Elyra parou ao lado de uma raiz elevada e abriu o grimório.
— É a Arkheia. Silenciosa, mas... densa. Essa pressão é como se algo estivesse nos observando.
— Como tudo por aqui — comentou Noelle, ajustando a lâmina curta na cintura.
Gerian deu um passo à frente.
— É só uma floresta. E a gente tá preparado.
— É só até não ser — retrucou Lioren, afinando a harpa sem olhar pra ninguém.
Tarn e Aria preparavam o perímetro. As tochas espirituais acesas formavam um círculo suave, quase tímido, como se a luz pedisse licença.
— Alguma alteração nas runas? — perguntou Kaleorn, olhando de relance para Elyra.
— Nenhuma significativa. Mas... parece que algo adormecido está por perto.
— Então amanhã seguimos com cautela.
[– Interior da casa de Ryn]
O aroma da lenha queimando misturava-se ao de alho selvagem refogado em óleo claro. A cozinha de madeira trabalhada vibrava com calor caseiro. Panelas tilintavam, e do lado da lareira, Ryn cortava raízes com precisão.
— Vai ferver tudo se continuar nesse ritmo — disse Eluinya, mexendo com a colher de madeira, rindo. Seu cabelo negro, sedoso e liso, deslizava até a altura das coxas, balançando levemente a cada passo.
Ryn não respondeu, mas olhou de relance. Um segundo a mais do que costumava.
— Tá me olhando de novo?
Ele pigarreou.
— Só... tava vendo se a água já borbulhou.
Ela se aproximou com um sorriso travesso.
— E borbulhou?
— Ainda não.
Ela apoiou o queixo no ombro dele, abraçando-o por trás.
— Eu gosto quando você me olha assim. Mesmo quando tenta disfarçar.
Ele parou por um momento, observando as mãos dela em torno de sua cintura.
— Eu não disfarço. Só... olho rápido.
Ela riu, beijou sua bochecha e voltou para o fogão.
— Rápido demais pra ser sem intenção.
Depois do jantar, ele tirou a mesa e lavou a louça com a agua que estava em uma bacia.
Com a cabeça pra fora da porta do banheiro ela o chamou com um aceno sutil.
— O banho tá pronto. Vem.
Ele hesitou por um momento tao rapido quanto um piscar de olhos e caminhou até la, olhando a tina de madeira fumegante. Eluinya no banheiro estreito já tirava o robe com naturalidade, como se aquela intimidade fosse tão habitual quanto respirar. E para ela, era.
Ryn a seguiu, tirando o manto surrado e entrando na água com cuidado atrás dela. Silêncio entre eles, mas não desconforto. Ela encostou-se com as costas em seu peito e a cabeça em seu ombro fechando olhos e suspirando sentindo todo o cansaço acumulado se esvaindo.
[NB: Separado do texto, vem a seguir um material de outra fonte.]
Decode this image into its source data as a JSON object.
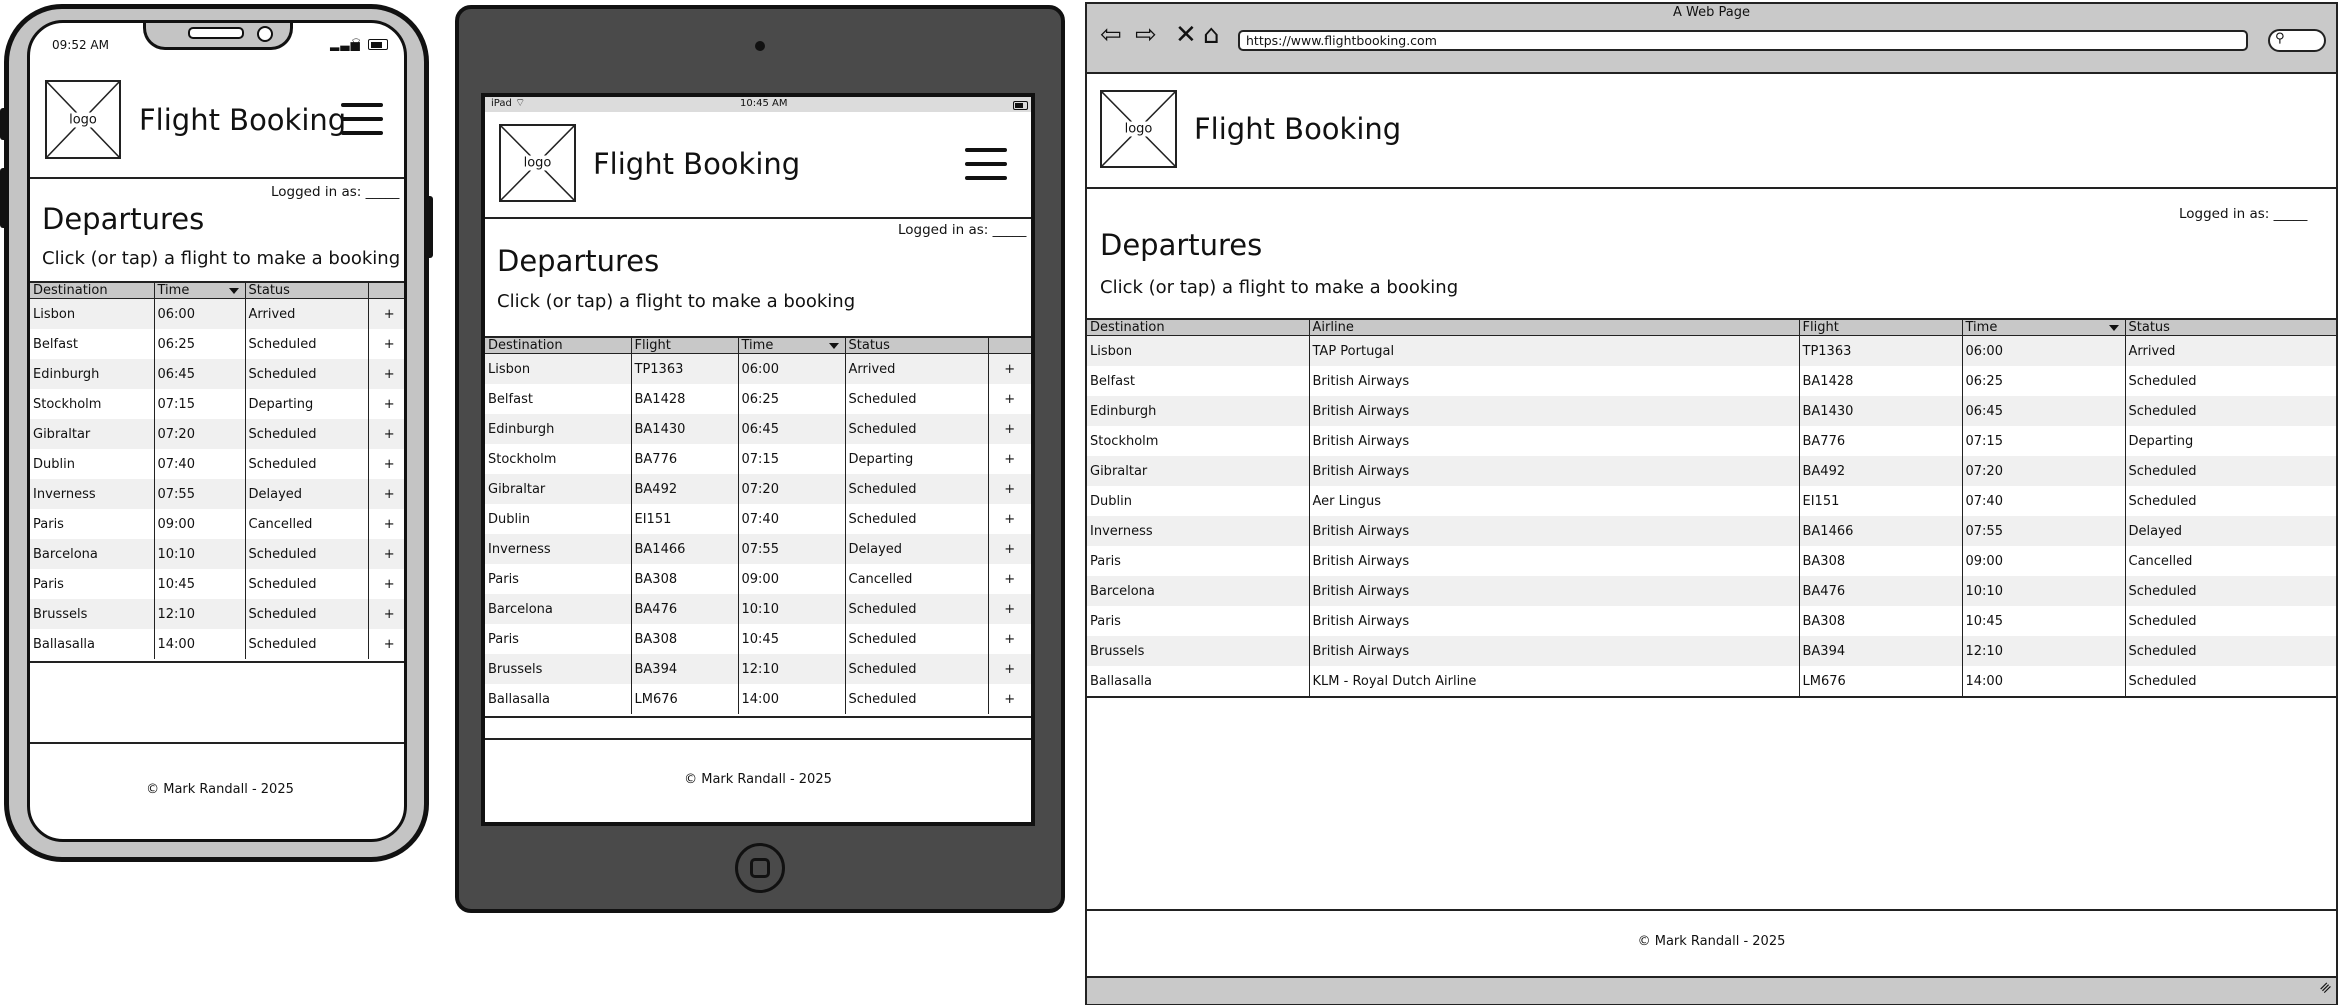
{
  "app": {
    "brand": "Flight Booking",
    "logo_label": "logo"
  },
  "page": {
    "logged_in": "Logged in as: _____",
    "heading": "Departures",
    "hint": "Click (or tap) a flight to make a booking",
    "footer": "© Mark Randall - 2025"
  },
  "phone": {
    "status_time": "09:52 AM"
  },
  "tablet": {
    "status_device": "iPad",
    "status_time": "10:45 AM"
  },
  "browser": {
    "window_title": "A Web Page",
    "url": "https://www.flightbooking.com"
  },
  "columns": {
    "destination": "Destination",
    "airline": "Airline",
    "flight": "Flight",
    "time": "Time",
    "status": "Status"
  },
  "book_symbol": "+",
  "flights": [
    {
      "destination": "Lisbon",
      "airline": "TAP Portugal",
      "flight": "TP1363",
      "time": "06:00",
      "status": "Arrived"
    },
    {
      "destination": "Belfast",
      "airline": "British Airways",
      "flight": "BA1428",
      "time": "06:25",
      "status": "Scheduled"
    },
    {
      "destination": "Edinburgh",
      "airline": "British Airways",
      "flight": "BA1430",
      "time": "06:45",
      "status": "Scheduled"
    },
    {
      "destination": "Stockholm",
      "airline": "British Airways",
      "flight": "BA776",
      "time": "07:15",
      "status": "Departing"
    },
    {
      "destination": "Gibraltar",
      "airline": "British Airways",
      "flight": "BA492",
      "time": "07:20",
      "status": "Scheduled"
    },
    {
      "destination": "Dublin",
      "airline": "Aer Lingus",
      "flight": "EI151",
      "time": "07:40",
      "status": "Scheduled"
    },
    {
      "destination": "Inverness",
      "airline": "British Airways",
      "flight": "BA1466",
      "time": "07:55",
      "status": "Delayed"
    },
    {
      "destination": "Paris",
      "airline": "British Airways",
      "flight": "BA308",
      "time": "09:00",
      "status": "Cancelled"
    },
    {
      "destination": "Barcelona",
      "airline": "British Airways",
      "flight": "BA476",
      "time": "10:10",
      "status": "Scheduled"
    },
    {
      "destination": "Paris",
      "airline": "British Airways",
      "flight": "BA308",
      "time": "10:45",
      "status": "Scheduled"
    },
    {
      "destination": "Brussels",
      "airline": "British Airways",
      "flight": "BA394",
      "time": "12:10",
      "status": "Scheduled"
    },
    {
      "destination": "Ballasalla",
      "airline": "KLM - Royal Dutch Airline",
      "flight": "LM676",
      "time": "14:00",
      "status": "Scheduled"
    }
  ]
}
— Você sempre foi quieto. Mas aqui... — ela sussurrou — ...é onde você fala mais comigo. No silêncio.
Ele apenas ergueu o braço, envolvendo-a devagar em um abraço.
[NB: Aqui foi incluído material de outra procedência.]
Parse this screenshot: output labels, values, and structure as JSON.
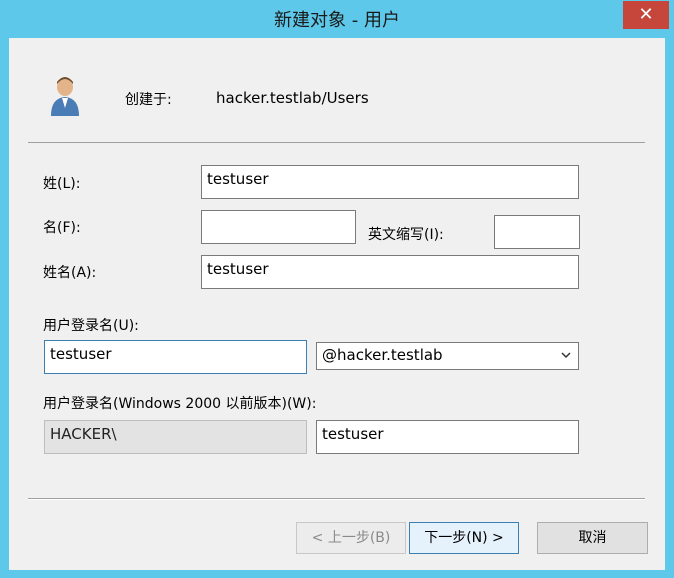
{
  "window": {
    "title": "新建对象 - 用户",
    "close_glyph": "✕"
  },
  "header": {
    "icon": "user-icon",
    "created_in_label": "创建于:",
    "created_in_value": "hacker.testlab/Users"
  },
  "form": {
    "last_name_label": "姓(L):",
    "last_name_value": "testuser",
    "first_name_label": "名(F):",
    "first_name_value": "",
    "initials_label": "英文缩写(I):",
    "initials_value": "",
    "full_name_label": "姓名(A):",
    "full_name_value": "testuser",
    "logon_name_label": "用户登录名(U):",
    "logon_name_value": "testuser",
    "domain_suffix_value": "@hacker.testlab",
    "legacy_logon_label": "用户登录名(Windows 2000 以前版本)(W):",
    "legacy_domain_value": "HACKER\\",
    "legacy_logon_value": "testuser"
  },
  "buttons": {
    "back_label": "< 上一步(B)",
    "next_label": "下一步(N) >",
    "cancel_label": "取消"
  },
  "colors": {
    "titlebar": "#5ec8ea",
    "close": "#c7463c",
    "dialog_bg": "#f0f0f0"
  }
}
— E você... fala até com o coração. beijando o lóbulo da orelha dela fazendo-a se encolher de arrepio e lançando um olhar afiado de canto enquanto Ryn sorria com um olhar cúmplice.
Na cama, envoltos em peles suaves e travesseiros de algodão selvagem, ela se aconchegou no peito dele, com a perna encima de sua barriga se aninhando pra dormir.
— Quando me olha daquele jeito... ainda me sinto bonita — disse, brincando com mamilo dele.
Antes que o dedo dela desse uma volta completa a mão dele parou a dela em um movimento rápido, puro reflexo e olhos fechados, se o rosto não estivesse corado o traindo.
Abrindo os olhos e olhando diretamente pra ela ele disse:
— Você não é bonita. É... tudo.
Ela sorriu, os olhos semicerrados.
— hehe...
Ele não respondeu. Apenas fechou os olhos, puxando-a mais para perto, sentindo o calor dela contra o peito. O mundo podia não importar. Mas aquele momento, sim.
[– Acampamento da expedição]
A noite havia caído por completo. A fogueira agora era só brasa baixa. Keven olhava para dentro da floresta, atento demais.
— Parece que tem olhos ali dentro.
— Tem — disse Elyra, sem desviar os olhos do grimório.
— Alguém já retornou dessa floresta? — perguntou Aria.
Kaleorn respondeu sem emoção:
— Ninguém.
Tarn ajeitava o arco.
— Então a gente vai ser os primeiros.
— Ou os últimos — murmurou Lioren, os dedos dedilhando uma nota seca.
O vento soprou de leve, e a névoa parecia ouvir tudo.